The Vanguard newspaper has also joined the dialogue on the grazing reserves debacle. In its editorial on August 29, 2021, entitled “Grazing reserves, a gunpowder keg”, the newspaper said: “WE wish to, once again, urge President Muhammadu Buhari to abandon his intention to “revive” what he refers to as “grazing reserves” allegedly gazetted in the First Republic.

“This issue returned to the front burner last week when he approved the so-called review of 368 “grazing reserves” in 25 states of the federation as presented by a committee led by his Chief of Staff, Prof. Ibrahim Gambari. The Buhari government is moving “with dispatch” to identify the said gazetted lands and to gazette more lands.

“The missionary zeal with which government is pursuing this agenda runs at cross-purposes with the equal assiduity with which many Southern states are working to meet the Wednesday, September 1, 2021 deadline for the promulgation of their anti-open grazing laws.

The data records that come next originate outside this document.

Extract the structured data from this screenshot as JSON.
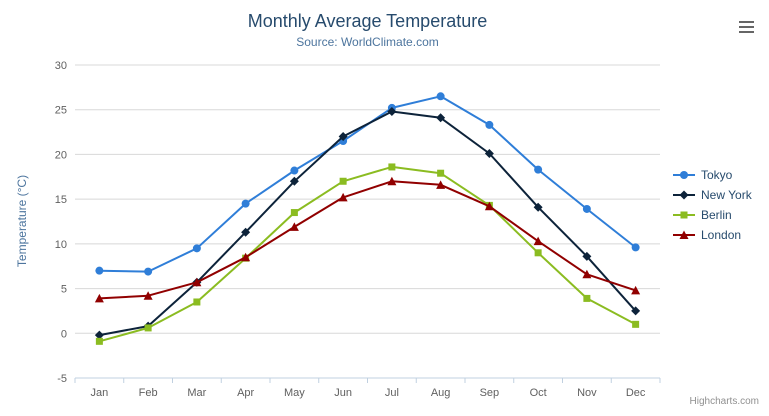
{
  "header": {
    "menu_icon": "hamburger-icon"
  },
  "credits": {
    "label": "Highcharts.com"
  },
  "chart_data": {
    "type": "line",
    "title": "Monthly Average Temperature",
    "subtitle": "Source: WorldClimate.com",
    "xlabel": "",
    "ylabel": "Temperature (°C)",
    "ylim": [
      -5,
      30
    ],
    "y_ticks": [
      -5,
      0,
      5,
      10,
      15,
      20,
      25,
      30
    ],
    "grid": true,
    "legend_position": "right",
    "categories": [
      "Jan",
      "Feb",
      "Mar",
      "Apr",
      "May",
      "Jun",
      "Jul",
      "Aug",
      "Sep",
      "Oct",
      "Nov",
      "Dec"
    ],
    "series": [
      {
        "name": "Tokyo",
        "color": "#2f7ed8",
        "marker": "circle",
        "values": [
          7.0,
          6.9,
          9.5,
          14.5,
          18.2,
          21.5,
          25.2,
          26.5,
          23.3,
          18.3,
          13.9,
          9.6
        ]
      },
      {
        "name": "New York",
        "color": "#0d233a",
        "marker": "diamond",
        "values": [
          -0.2,
          0.8,
          5.7,
          11.3,
          17.0,
          22.0,
          24.8,
          24.1,
          20.1,
          14.1,
          8.6,
          2.5
        ]
      },
      {
        "name": "Berlin",
        "color": "#8bbc21",
        "marker": "square",
        "values": [
          -0.9,
          0.6,
          3.5,
          8.4,
          13.5,
          17.0,
          18.6,
          17.9,
          14.3,
          9.0,
          3.9,
          1.0
        ]
      },
      {
        "name": "London",
        "color": "#910000",
        "marker": "triangle",
        "values": [
          3.9,
          4.2,
          5.7,
          8.5,
          11.9,
          15.2,
          17.0,
          16.6,
          14.2,
          10.3,
          6.6,
          4.8
        ]
      }
    ]
  }
}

“We wonder how the 25 states the Buhari government refers to was arrived at. There are 19 states in the North where the Fulani pastoralists are indigenous to. Out of those, Benue and Taraba states already have anti-open grazing laws.”

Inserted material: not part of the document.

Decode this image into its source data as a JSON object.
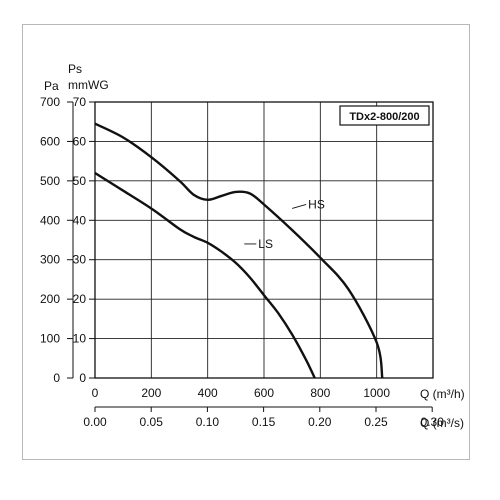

It noted that if the Southern Governors live up to their collective decision, it means that at least 19 states will have laws that will clash with the grazing reserves that the Buhari government wants to revive.

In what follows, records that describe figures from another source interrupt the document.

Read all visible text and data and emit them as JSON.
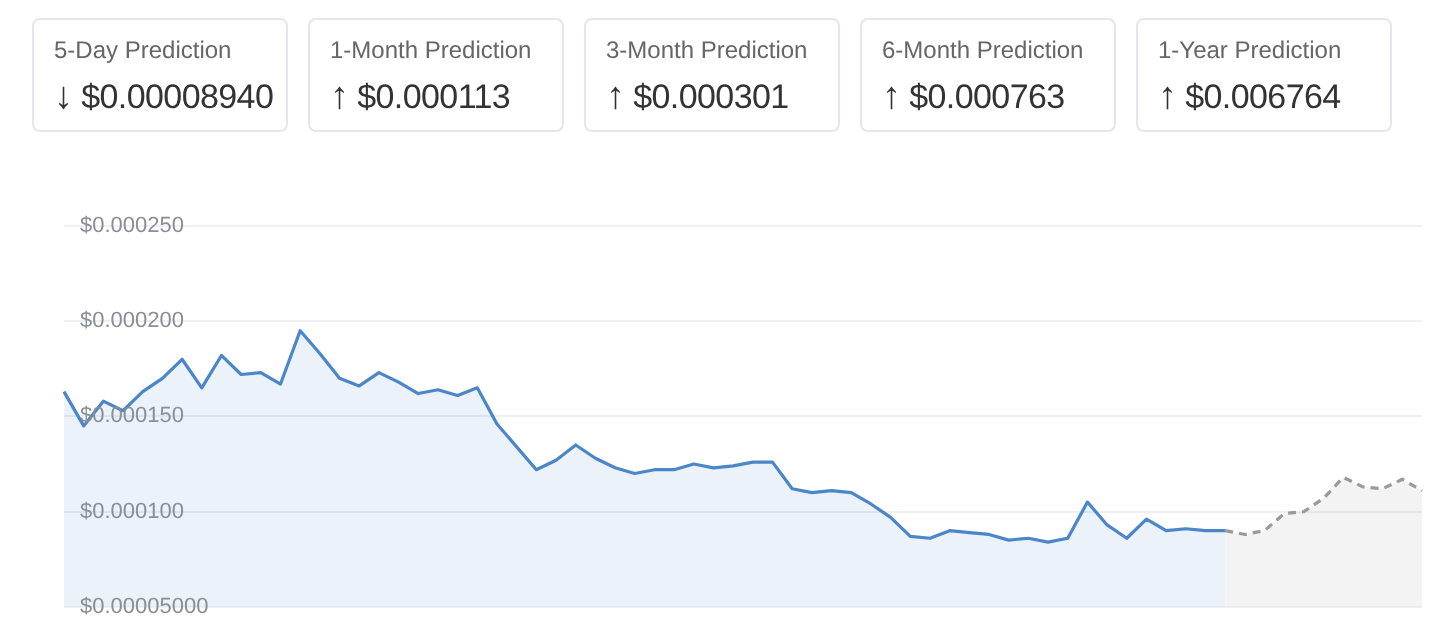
{
  "chart_data": [
    {
      "type": "other",
      "categories": [
        "5-Day Prediction",
        "1-Month Prediction",
        "3-Month Prediction",
        "6-Month Prediction",
        "1-Year Prediction"
      ],
      "value_labels": [
        "↓ $0.00008940",
        "↑ $0.000113",
        "↑ $0.000301",
        "↑ $0.000763",
        "↑ $0.006764"
      ]
    },
    {
      "type": "area",
      "categories": [
        null,
        null,
        null,
        null,
        null,
        null,
        null,
        null,
        null,
        null,
        null,
        null,
        null,
        null,
        null,
        null,
        null,
        null,
        null,
        null,
        null,
        null,
        null,
        null,
        null,
        null,
        null,
        null,
        null,
        null,
        null,
        null,
        null,
        null,
        null,
        null,
        null,
        null,
        null,
        null,
        null,
        null,
        null,
        null,
        null,
        null,
        null,
        null,
        null,
        null,
        null,
        null,
        null,
        null,
        null,
        null,
        null,
        null,
        null,
        null,
        null,
        null,
        null,
        null,
        null,
        null,
        null,
        null,
        null,
        null
      ],
      "series": [
        {
          "color": "#4a86c8",
          "values": [
            0.000163,
            0.000145,
            0.000158,
            0.000153,
            0.000163,
            0.00017,
            0.00018,
            0.000165,
            0.000182,
            0.000172,
            0.000173,
            0.000167,
            0.000195,
            0.000183,
            0.00017,
            0.000166,
            0.000173,
            0.000168,
            0.000162,
            0.000164,
            0.000161,
            0.000165,
            0.000146,
            0.000134,
            0.000122,
            0.000127,
            0.000135,
            0.000128,
            0.000123,
            0.00012,
            0.000122,
            0.000122,
            0.000125,
            0.000123,
            0.000124,
            0.000126,
            0.000126,
            0.000112,
            0.00011,
            0.000111,
            0.00011,
            0.000104,
            9.7e-05,
            8.7e-05,
            8.6e-05,
            9e-05,
            8.9e-05,
            8.8e-05,
            8.5e-05,
            8.6e-05,
            8.4e-05,
            8.6e-05,
            0.000105,
            9.3e-05,
            8.6e-05,
            9.6e-05,
            9e-05,
            9.1e-05,
            9e-05,
            9e-05,
            null,
            null,
            null,
            null,
            null,
            null,
            null,
            null,
            null,
            null
          ]
        },
        {
          "color": "#9a9a9a",
          "line_style": "dashed",
          "values": [
            null,
            null,
            null,
            null,
            null,
            null,
            null,
            null,
            null,
            null,
            null,
            null,
            null,
            null,
            null,
            null,
            null,
            null,
            null,
            null,
            null,
            null,
            null,
            null,
            null,
            null,
            null,
            null,
            null,
            null,
            null,
            null,
            null,
            null,
            null,
            null,
            null,
            null,
            null,
            null,
            null,
            null,
            null,
            null,
            null,
            null,
            null,
            null,
            null,
            null,
            null,
            null,
            null,
            null,
            null,
            null,
            null,
            null,
            null,
            9e-05,
            8.8e-05,
            9e-05,
            9.9e-05,
            0.0001,
            0.000107,
            0.000118,
            0.000113,
            0.000112,
            0.000117,
            0.000111
          ]
        }
      ],
      "ylim": [
        5e-05,
        0.00025
      ],
      "yticks": [
        {
          "value": 5e-05,
          "label": "$0.00005000"
        },
        {
          "value": 0.0001,
          "label": "$0.000100"
        },
        {
          "value": 0.00015,
          "label": "$0.000150"
        },
        {
          "value": 0.0002,
          "label": "$0.000200"
        },
        {
          "value": 0.00025,
          "label": "$0.000250"
        }
      ],
      "grid": "y",
      "legend": false,
      "tick_labels": "y",
      "marker": "none"
    }
  ]
}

According to the editorial, the states are in a pole position under the law to assert their rejection of the open grazing policy of the Buhari administration because of the constitutional backing of the Land Use Act. The Act vests power over land on state governors to hold in trust for the people of their respective states.

“The only way the Federal Government can take land from unwilling states is to ignore the law with impunity and deploy “federal might” (the armed forces, police and security agencies) to take the land by force for the benefit of the Fulani pastoralists.

“If this happens, it will create a strong impression that government and the violent militias masquerading as “herdsmen” and forcefully occupying forests and committing atrocities throughout the Middle Belt and South share the same agenda.

“Federal forceful confiscation of people’s ancestral patrimonies could force otherwise law-abiding Nigerians to respond to the calls by Defence Minister, Bashir Magashi; former Defence Minister, T.Y. Danjuma; Governor of Benue State, Samuel Ortom; Governor of Taraba State, Darius Isyaku; and Governor of Katsina State, Aminu Masari, to take up arms and defend themselves. That will spawn anarchy.

“No group will sit by and allow themselves to be deprived of their land without resistance. Then open grazing policy will set Nigeria ablaze. The best option is ranching. Animal husbandry is a private business,” It added.

It advised President Buhari to spend his final 21 months in power to leave a legacy of lasting peace for all Nigerians “rather than endless wars”.

This editorial has summed it all, especially for the Nigerian leader, who is interested in knowing if history will be fair to him and his administration long after his era of “endless wars”.